Enfer (L')
Réalisé par Danis Tanovic (2005)
| Durée | 102 minutes |
| Sortie | 30/11/2005 |
| Note | 6/10 |
Sophie n'en peut plus des affaires de son mari Pierre, un photographe qui rencontre les plus belles femmes à travers son travail. Elle tente de le récupérer en s'humiliant.

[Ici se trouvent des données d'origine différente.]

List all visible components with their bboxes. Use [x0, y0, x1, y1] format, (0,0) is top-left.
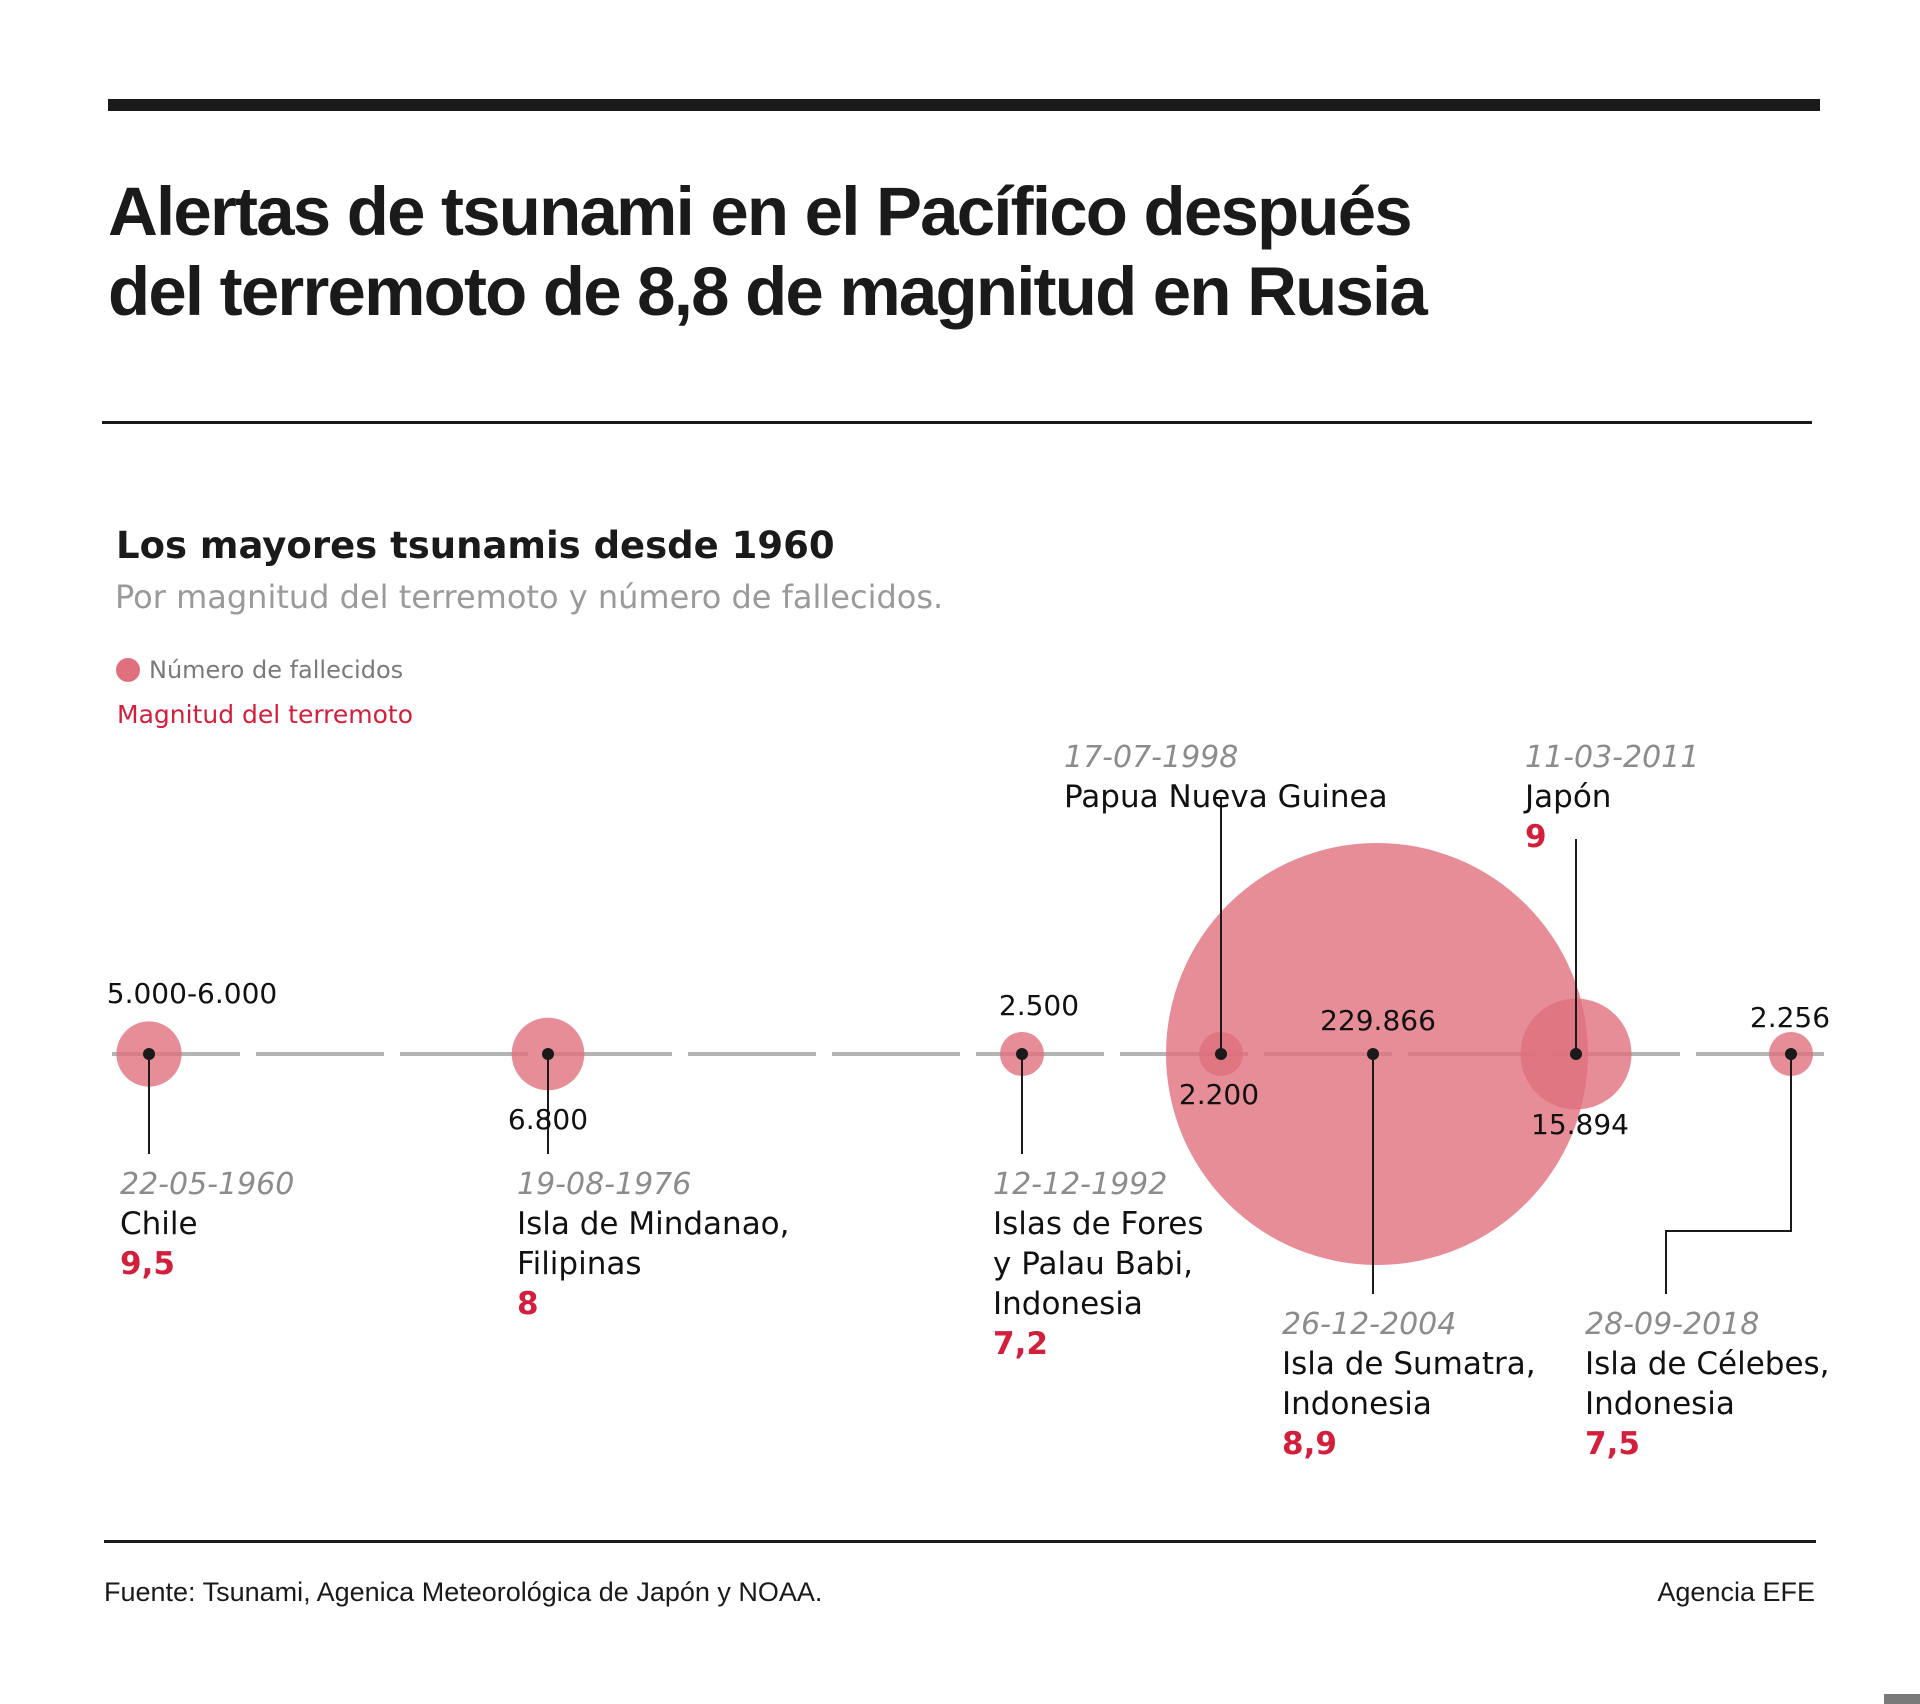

Céline est tellement angoissée qu'elle ne peut dormir que dans le train qui l'emmène chaque semaine pour rendre visite à sa mère, paralysée, muette et aigrie. Le jeune homme qui l'observe jour après jour du café en face de chez elle, serait-il le prince charmant dont elle rêve tellement ?
Anne aime passionnément son professeur, un homme âgé et marié. Elle ne peut s'imaginer sa vie sans lui, alors que lui, justement, il veut rompre cette affaire qu'il juge compromettante.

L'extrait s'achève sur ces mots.